Copilot was trained on billions of lines of public code in order to offer real-time code suggestions inside the editor. GitHub claims it is capable of suggesting complete methods, boilerplate code, whole unit tests, and complex algorithms.

“With GitHub Copilot, for the first time in the history of software, AI can be broadly harnessed by developers to write and complete code,” GitHub CEO Thomas Dohmke said. “Just like the rise of compilers and open source, we believe AI-assisted coding will fundamentally change the nature of software development, giving developers a new tool to write code easier and faster so they can be happier in their lives.”

Despite its many claims to improve developer efficiency, Copilot is still a controversial tool. Opponents object to the tool’s creators training the AI on open source code hosted on GitHub, generating code without attribution, and then charging users monthly to use Copilot. It has also been criticized for producing insecure code and copying large chunks of code verbatim.

Evan after 12 months in technical preview, Copilot remains generally polarizing at its public launch. Developers either seem to be impressed by its capabilities or offended by its ethical ambiguities. GitHub had more than 1.2 million developers in its technical preview and reports that those who started using Copilot quickly found it “an indispensable part of their daily workflows.”

“In files where it’s enabled, nearly 40% of code is being written by GitHub Copilot in popular coding languages, like Python—and we expect that to increase,” Dohmke said. “That’s creating more time and space for developers to focus on solving bigger problems and building even better software.”


6 responses to “GitHub Makes Copilot Available to the Public for $10/month, Free for Students and Open Source Project Maintainers”

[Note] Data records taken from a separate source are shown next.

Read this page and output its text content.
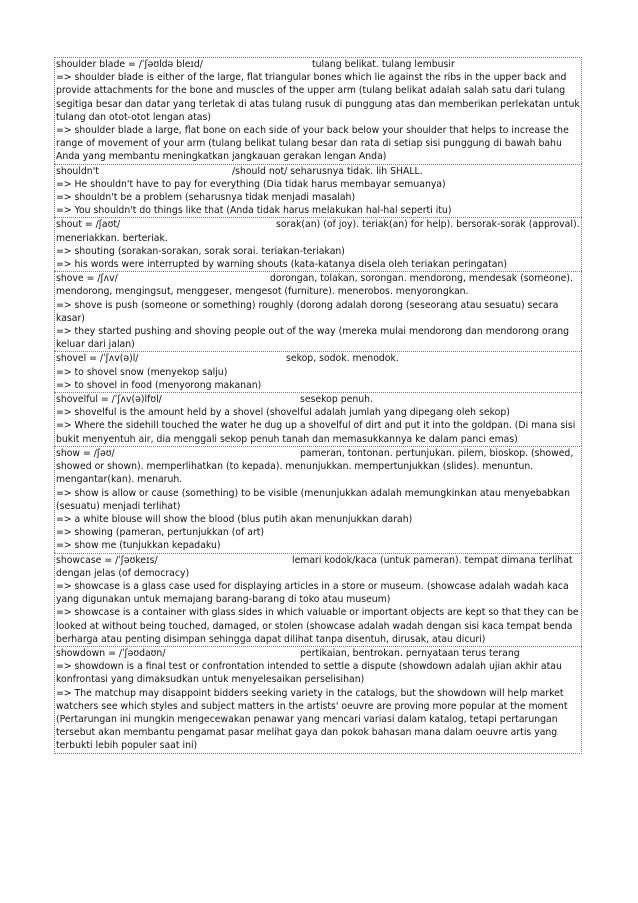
shoulder blade = /ˈʃəʊldə bleɪd/	tulang belikat. tulang lembusir
=> shoulder blade is either of the large, flat triangular bones which lie against the ribs in the upper back and provide attachments for the bone and muscles of the upper arm (tulang belikat adalah salah satu dari tulang segitiga besar dan datar yang terletak di atas tulang rusuk di punggung atas dan memberikan perlekatan untuk tulang dan otot-otot lengan atas)
=> shoulder blade a large, flat bone on each side of your back below your shoulder that helps to increase the range of movement of your arm (tulang belikat tulang besar dan rata di setiap sisi punggung di bawah bahu Anda yang membantu meningkatkan jangkauan gerakan lengan Anda)
shouldn't	/should not/ seharusnya tidak. lih SHALL.
=> He shouldn't have to pay for everything (Dia tidak harus membayar semuanya)
=> shouldn't be a problem (seharusnya tidak menjadi masalah)
=> You shouldn't do things like that (Anda tidak harus melakukan hal-hal seperti itu)
shout = /ʃaʊt/	sorak(an) (of joy). teriak(an) for help). bersorak-sorak (approval). meneriakkan. berteriak.
=> shouting (sorakan-sorakan, sorak sorai. teriakan-teriakan)
=> his words were interrupted by warning shouts (kata-katanya disela oleh teriakan peringatan)
shove = /ʃʌv/	dorongan, tolakan, sorongan. mendorong, mendesak (someone). mendorong, mengingsut, menggeser, mengesot (furniture). menerobos. menyorongkan.
=> shove is push (someone or something) roughly (dorong adalah dorong (seseorang atau sesuatu) secara kasar)
=> they started pushing and shoving people out of the way (mereka mulai mendorong dan mendorong orang keluar dari jalan)
shovel = /ˈʃʌv(ə)l/	sekop, sodok. menodok.
=> to shovel snow (menyekop salju)
=> to shovel in food (menyorong makanan)
shovelful = /ˈʃʌv(ə)lfʊl/	sesekop penuh.
=> shovelful is the amount held by a shovel (shovelful adalah jumlah yang dipegang oleh sekop)
=> Where the sidehill touched the water he dug up a shovelful of dirt and put it into the goldpan. (Di mana sisi bukit menyentuh air, dia menggali sekop penuh tanah dan memasukkannya ke dalam panci emas)
show = /ʃəʊ/	pameran, tontonan. pertunjukan. pilem, bioskop. (showed, showed or shown). memperlihatkan (to kepada). menunjukkan. mempertunjukkan (slides). menuntun. mengantar(kan). menaruh.
=> show is allow or cause (something) to be visible (menunjukkan adalah memungkinkan atau menyebabkan (sesuatu) menjadi terlihat)
=> a white blouse will show the blood (blus putih akan menunjukkan darah)
=> showing (pameran, pertunjukkan (of art)
=> show me (tunjukkan kepadaku)
showcase = /ˈʃəʊkeɪs/	lemari kodok/kaca (untuk pameran). tempat dimana terlihat dengan jelas (of democracy)
=> showcase is a glass case used for displaying articles in a store or museum. (showcase adalah wadah kaca yang digunakan untuk memajang barang-barang di toko atau museum)
=> showcase is a container with glass sides in which valuable or important objects are kept so that they can be looked at without being touched, damaged, or stolen (showcase adalah wadah dengan sisi kaca tempat benda berharga atau penting disimpan sehingga dapat dilihat tanpa disentuh, dirusak, atau dicuri)
showdown = /ˈʃəʊdaʊn/	pertikaian, bentrokan. pernyataan terus terang
=> showdown is a final test or confrontation intended to settle a dispute (showdown adalah ujian akhir atau konfrontasi yang dimaksudkan untuk menyelesaikan perselisihan)
=> The matchup may disappoint bidders seeking variety in the catalogs, but the showdown will help market watchers see which styles and subject matters in the artists' oeuvre are proving more popular at the moment (Pertarungan ini mungkin mengecewakan penawar yang mencari variasi dalam katalog, tetapi pertarungan tersebut akan membantu pengamat pasar melihat gaya dan pokok bahasan mana dalam oeuvre artis yang terbukti lebih populer saat ini)
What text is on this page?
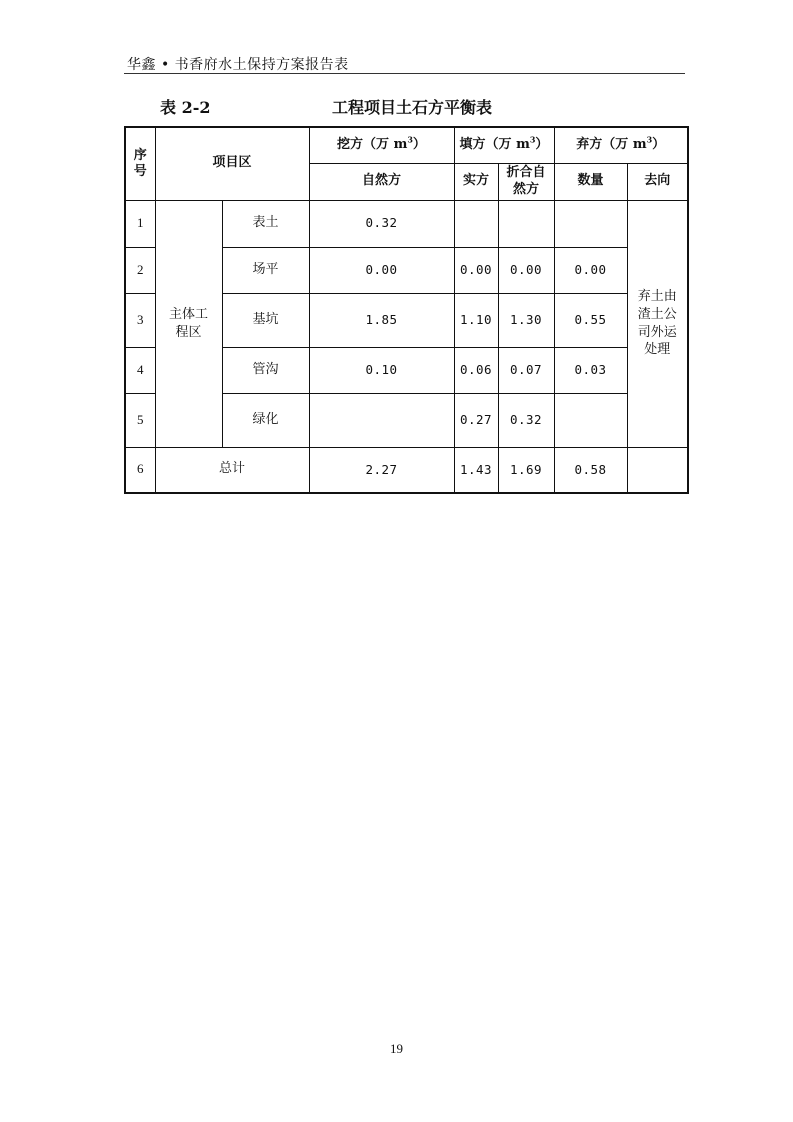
华鑫 • 书香府水土保持方案报告表
表 2-2	工程项目土石方平衡表
序号	项目区		挖方（万 $m^3$）	填方（万 $m^3$）		弃方（万 $m^3$）	
			自然方	实方	折合自然方	数量	去向
1	主体工程区	表土	0.32				弃土由渣土公司外运处理

2		场平	0.00	0.00	0.00	0.00	
3		基坑	1.85	1.10	1.30	0.55	
4		管沟	0.10	0.06	0.07	0.03	
5		绿化		0.27	0.32		
6	总计		2.27	1.43	1.69	0.58	
19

  1. I’ve been following Copilot for awhile. I’ve always read it had a few bugs in it. But I guess the best way to fix those bugs is to release it to the public. I also read ‘Copilot’ was a fast learner. And can learn quickly while it’s being used. You can read more about Copilot and Artificial Intelligence on my Artificial Intelligence Magazines ‘The AI Times’ Link

  2. First, you don’t need to pay if you don’t want to. No one is forcing you.

    Second, I’ve been using the technical preview, and it’s awesome. The way it sometimes knows what I want to code and just dumps the code where I can edit it (not blindly use it), is amazing.

    When registering for it, I had the option to tick a box and include my code in Copilot suggestions. I have both public and private repos in GitHub, both personal and organization accounts. I am perfectly happy to let Copilot get code from my repos, as I am not storing anything private, passwords, API keys, account and so on.

    That being said, I might not go ahead and pay from August 2022 (it’s free until then). I had my fun. It’s time to move on.